Bodega Catena Zapata Malbec 2009

Following on from last month's article referencing the Malbec-Shiraz beauty contest, I've been keen to seek out some of Argentina's Malbecs currently on the shelves. Malbec has long been one of my favourite grapes, although its normally been hidden behind the name Cahors, the area of south-west France that makes Malbec-based reds. Catena's 2009 offering, probably won't live as long as the Cahors reds, but it still needs a little time to open up, so decant for an hour if possible. It's a rich, plummy wine with some floral and chocolate notes, offering plenty of pleasure for the price. 

Trimbach Riesling Cuvee Frederic Emile 2004

Trimbach trace their Alsace wimemaking history back to 1626, so it's no surprise they make a decent wine or two as they approach their 400th birthday. Although seven years old now, this wine is only just starting to develop now, and will drink well for another decade or more, in fact it will probably go down OK at the 400th. Very refined and elegant, it lacks the precision of the best years, but still balances its acidity with flavours of lemon, apricot and minerality that makes every glass a pleasure.

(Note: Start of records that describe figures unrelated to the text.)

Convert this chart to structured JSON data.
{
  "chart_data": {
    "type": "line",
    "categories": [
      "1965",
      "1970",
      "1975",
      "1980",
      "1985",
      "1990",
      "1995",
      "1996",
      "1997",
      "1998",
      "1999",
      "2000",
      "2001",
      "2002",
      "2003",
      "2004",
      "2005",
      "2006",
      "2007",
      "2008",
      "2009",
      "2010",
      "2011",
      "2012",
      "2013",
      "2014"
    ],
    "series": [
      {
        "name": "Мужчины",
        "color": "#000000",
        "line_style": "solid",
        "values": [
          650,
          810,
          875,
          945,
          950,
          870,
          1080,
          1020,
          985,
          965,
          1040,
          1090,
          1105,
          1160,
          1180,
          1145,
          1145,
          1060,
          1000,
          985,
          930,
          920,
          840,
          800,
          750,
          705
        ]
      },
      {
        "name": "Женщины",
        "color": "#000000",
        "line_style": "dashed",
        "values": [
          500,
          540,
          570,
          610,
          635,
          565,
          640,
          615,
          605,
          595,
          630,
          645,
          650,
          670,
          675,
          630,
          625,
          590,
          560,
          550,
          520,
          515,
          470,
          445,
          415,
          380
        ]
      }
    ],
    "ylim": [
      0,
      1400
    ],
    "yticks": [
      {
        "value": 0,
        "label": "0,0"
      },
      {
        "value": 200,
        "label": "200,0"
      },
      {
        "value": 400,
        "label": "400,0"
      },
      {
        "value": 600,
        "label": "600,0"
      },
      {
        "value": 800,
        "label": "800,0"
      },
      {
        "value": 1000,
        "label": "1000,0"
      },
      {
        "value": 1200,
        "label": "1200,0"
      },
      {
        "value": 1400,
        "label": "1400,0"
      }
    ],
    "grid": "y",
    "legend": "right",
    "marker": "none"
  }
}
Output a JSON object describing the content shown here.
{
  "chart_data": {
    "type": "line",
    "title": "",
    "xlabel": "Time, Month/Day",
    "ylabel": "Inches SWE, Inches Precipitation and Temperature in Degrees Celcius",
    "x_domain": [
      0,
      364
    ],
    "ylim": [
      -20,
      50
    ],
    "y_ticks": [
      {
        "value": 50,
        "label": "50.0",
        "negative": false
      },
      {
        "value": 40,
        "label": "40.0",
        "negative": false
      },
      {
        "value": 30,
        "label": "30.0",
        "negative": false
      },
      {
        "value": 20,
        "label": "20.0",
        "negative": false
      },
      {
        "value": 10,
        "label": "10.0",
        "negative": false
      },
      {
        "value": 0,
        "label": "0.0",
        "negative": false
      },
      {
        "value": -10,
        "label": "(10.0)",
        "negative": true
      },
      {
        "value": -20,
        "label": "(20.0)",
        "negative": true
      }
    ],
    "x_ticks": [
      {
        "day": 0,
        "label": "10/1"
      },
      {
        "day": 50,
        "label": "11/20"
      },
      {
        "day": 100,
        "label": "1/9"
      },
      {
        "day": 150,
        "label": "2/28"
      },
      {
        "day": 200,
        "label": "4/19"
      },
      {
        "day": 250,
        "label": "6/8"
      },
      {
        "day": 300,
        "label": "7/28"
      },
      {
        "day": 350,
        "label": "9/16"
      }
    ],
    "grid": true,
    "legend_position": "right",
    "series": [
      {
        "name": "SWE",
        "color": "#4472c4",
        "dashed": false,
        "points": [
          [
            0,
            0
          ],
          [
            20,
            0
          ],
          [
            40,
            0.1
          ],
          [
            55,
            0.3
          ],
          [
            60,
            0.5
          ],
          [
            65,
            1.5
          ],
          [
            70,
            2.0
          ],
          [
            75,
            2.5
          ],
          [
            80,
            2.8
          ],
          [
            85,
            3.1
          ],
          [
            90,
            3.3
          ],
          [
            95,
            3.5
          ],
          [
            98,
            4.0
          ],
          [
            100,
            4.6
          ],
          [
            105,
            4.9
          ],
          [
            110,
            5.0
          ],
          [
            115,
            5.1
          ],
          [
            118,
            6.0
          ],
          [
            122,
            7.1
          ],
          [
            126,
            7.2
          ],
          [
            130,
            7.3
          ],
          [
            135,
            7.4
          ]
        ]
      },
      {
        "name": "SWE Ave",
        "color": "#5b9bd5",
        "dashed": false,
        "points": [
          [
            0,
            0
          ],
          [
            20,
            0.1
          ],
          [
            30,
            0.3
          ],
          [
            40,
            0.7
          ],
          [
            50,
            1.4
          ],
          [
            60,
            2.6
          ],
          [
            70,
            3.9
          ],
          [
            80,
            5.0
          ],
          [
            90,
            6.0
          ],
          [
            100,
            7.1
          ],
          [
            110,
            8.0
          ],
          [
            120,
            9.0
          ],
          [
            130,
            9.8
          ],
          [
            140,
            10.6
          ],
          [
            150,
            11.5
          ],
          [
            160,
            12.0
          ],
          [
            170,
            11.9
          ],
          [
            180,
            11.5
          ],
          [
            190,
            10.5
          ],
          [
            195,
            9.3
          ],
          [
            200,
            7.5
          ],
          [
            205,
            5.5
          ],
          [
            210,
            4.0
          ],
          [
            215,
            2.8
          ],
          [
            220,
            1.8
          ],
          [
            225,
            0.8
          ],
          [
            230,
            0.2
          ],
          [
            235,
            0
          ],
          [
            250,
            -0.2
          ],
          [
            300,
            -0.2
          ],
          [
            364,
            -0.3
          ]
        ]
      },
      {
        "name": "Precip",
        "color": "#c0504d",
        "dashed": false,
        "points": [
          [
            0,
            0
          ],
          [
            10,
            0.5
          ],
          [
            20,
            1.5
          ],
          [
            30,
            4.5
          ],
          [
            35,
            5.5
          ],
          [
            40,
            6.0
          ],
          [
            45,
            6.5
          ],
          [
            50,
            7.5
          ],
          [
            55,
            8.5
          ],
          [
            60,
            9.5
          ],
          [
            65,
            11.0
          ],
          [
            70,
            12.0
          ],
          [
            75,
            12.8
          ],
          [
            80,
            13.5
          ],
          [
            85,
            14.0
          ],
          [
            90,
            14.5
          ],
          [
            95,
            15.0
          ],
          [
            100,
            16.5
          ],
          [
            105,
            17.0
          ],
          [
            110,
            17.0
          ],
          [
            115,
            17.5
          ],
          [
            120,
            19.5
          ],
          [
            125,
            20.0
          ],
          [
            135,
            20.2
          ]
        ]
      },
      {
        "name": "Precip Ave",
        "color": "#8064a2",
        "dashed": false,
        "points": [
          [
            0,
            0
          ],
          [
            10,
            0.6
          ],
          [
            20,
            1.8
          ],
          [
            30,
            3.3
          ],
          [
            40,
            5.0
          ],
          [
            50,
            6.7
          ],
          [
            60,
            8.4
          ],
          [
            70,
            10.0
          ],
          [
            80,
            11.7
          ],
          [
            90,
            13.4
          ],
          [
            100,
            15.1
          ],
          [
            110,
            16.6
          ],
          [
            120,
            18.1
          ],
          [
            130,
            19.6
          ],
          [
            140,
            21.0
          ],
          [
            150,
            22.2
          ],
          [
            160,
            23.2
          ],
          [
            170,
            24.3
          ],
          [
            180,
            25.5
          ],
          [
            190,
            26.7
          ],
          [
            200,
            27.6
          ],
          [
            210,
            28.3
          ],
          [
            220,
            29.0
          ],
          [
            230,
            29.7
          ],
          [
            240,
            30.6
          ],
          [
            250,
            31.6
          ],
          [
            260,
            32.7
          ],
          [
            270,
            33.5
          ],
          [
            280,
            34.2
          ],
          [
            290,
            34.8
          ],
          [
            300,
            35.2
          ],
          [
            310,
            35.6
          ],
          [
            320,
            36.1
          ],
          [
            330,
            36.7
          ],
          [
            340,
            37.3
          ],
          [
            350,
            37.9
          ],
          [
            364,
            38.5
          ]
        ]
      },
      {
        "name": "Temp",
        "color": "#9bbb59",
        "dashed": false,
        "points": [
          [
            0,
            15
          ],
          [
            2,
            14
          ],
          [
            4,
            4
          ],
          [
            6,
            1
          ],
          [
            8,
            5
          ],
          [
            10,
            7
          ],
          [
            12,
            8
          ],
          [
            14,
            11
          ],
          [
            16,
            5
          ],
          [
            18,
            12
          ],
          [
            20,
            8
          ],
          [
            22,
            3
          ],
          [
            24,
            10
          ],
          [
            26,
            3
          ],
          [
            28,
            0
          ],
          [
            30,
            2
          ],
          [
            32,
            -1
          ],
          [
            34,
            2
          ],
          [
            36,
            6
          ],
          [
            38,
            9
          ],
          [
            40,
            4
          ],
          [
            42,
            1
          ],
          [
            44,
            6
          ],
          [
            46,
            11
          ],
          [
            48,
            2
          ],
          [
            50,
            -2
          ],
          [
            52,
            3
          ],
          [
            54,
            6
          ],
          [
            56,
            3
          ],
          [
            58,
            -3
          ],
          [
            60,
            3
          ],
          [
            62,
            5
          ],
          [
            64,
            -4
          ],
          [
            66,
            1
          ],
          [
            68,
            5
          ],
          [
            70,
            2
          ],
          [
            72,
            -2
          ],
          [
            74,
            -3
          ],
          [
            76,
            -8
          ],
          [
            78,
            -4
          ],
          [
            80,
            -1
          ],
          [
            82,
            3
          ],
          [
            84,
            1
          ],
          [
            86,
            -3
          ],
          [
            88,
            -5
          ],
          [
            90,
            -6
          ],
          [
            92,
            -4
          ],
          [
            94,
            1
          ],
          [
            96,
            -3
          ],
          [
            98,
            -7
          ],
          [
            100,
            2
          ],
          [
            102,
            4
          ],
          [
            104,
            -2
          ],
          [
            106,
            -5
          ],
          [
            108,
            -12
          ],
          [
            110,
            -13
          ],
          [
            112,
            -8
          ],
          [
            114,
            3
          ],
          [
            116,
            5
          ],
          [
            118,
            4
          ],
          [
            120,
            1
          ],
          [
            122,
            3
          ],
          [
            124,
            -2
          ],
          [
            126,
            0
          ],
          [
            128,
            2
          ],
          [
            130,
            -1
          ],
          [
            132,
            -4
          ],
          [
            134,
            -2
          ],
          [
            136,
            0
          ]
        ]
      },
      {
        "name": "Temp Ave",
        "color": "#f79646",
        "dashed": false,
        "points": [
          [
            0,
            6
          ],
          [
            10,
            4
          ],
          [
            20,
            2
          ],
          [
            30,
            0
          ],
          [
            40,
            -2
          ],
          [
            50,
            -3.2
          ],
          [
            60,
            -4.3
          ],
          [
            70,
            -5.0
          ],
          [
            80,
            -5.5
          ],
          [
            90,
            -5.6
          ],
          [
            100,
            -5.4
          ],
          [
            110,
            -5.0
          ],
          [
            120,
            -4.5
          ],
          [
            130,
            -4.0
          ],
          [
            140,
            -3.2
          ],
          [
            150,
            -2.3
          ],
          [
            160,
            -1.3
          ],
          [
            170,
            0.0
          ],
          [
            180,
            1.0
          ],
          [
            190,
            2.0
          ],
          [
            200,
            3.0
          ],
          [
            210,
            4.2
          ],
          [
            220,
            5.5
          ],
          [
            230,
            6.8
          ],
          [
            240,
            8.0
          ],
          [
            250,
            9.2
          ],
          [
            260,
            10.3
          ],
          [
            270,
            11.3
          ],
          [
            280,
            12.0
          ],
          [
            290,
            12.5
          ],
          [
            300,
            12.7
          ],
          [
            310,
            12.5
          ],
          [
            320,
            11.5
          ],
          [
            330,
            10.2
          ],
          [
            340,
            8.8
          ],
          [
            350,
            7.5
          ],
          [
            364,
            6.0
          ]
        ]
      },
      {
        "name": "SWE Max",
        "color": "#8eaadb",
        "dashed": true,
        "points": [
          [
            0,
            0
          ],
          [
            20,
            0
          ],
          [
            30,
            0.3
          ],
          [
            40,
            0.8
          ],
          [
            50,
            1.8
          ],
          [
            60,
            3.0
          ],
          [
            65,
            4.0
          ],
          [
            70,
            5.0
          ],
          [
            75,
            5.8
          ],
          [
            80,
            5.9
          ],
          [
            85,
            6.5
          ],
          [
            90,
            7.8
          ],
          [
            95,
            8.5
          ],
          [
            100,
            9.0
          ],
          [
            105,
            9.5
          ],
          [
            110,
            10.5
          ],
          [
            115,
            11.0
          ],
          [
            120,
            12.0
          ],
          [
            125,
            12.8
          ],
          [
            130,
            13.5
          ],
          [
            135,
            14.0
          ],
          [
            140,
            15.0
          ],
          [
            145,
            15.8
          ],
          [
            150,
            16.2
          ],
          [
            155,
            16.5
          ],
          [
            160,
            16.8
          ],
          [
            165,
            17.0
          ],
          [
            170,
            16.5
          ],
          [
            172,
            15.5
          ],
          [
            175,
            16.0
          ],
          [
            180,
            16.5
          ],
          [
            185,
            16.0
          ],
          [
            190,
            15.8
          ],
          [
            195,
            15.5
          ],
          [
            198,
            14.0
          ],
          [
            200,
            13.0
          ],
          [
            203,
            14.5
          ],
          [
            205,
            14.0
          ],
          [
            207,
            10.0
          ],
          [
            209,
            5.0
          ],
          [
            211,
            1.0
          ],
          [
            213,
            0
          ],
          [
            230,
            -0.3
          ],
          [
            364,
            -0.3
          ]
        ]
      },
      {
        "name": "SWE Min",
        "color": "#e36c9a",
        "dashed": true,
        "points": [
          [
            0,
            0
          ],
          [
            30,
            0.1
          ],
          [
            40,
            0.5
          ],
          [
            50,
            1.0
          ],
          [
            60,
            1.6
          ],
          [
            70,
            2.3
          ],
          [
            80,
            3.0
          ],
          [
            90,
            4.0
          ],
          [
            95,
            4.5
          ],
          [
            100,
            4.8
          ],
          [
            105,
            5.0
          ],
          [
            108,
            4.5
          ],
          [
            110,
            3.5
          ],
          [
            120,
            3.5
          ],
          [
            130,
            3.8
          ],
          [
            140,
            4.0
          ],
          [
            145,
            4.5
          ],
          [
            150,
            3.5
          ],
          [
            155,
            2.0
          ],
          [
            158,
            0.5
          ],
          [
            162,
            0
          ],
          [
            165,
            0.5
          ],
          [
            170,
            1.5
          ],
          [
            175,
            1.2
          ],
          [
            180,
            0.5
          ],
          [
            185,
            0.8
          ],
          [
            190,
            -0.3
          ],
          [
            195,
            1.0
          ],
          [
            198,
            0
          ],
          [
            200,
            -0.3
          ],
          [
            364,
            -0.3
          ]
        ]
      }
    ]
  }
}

Greenock Creek Cabernet Sauvignon 1997

Many years ago in Tokyo I hosted the Australian side in a blind-tasting wine challenge against the best of the USA. It was a fairly high budget affair, and I wasn't worried on the Shiraz front with Penfolds Grange 1998 against an overmatched Californian Syrah. However, it left little in the budget to go up against a mighty Napa Cabernet - the Shafer Hillside Select 1997. As you might have guessed, the Greenock Creek won the night - and perhaps neither wine is truly representative Cabernet, but both were beautiful wines. Nearly 10 years on, the Hillside Select is apparently getting better with age, and I'm pleased to say the Greenock Creek is still holding its own, and will for some time to come. They also make an ultra-premium Cabernet (and Shiraz) cuvee called 'Roennfeldt Road'. All wines are made in small/tiny quantities, but are definitely worth a look if you come across one.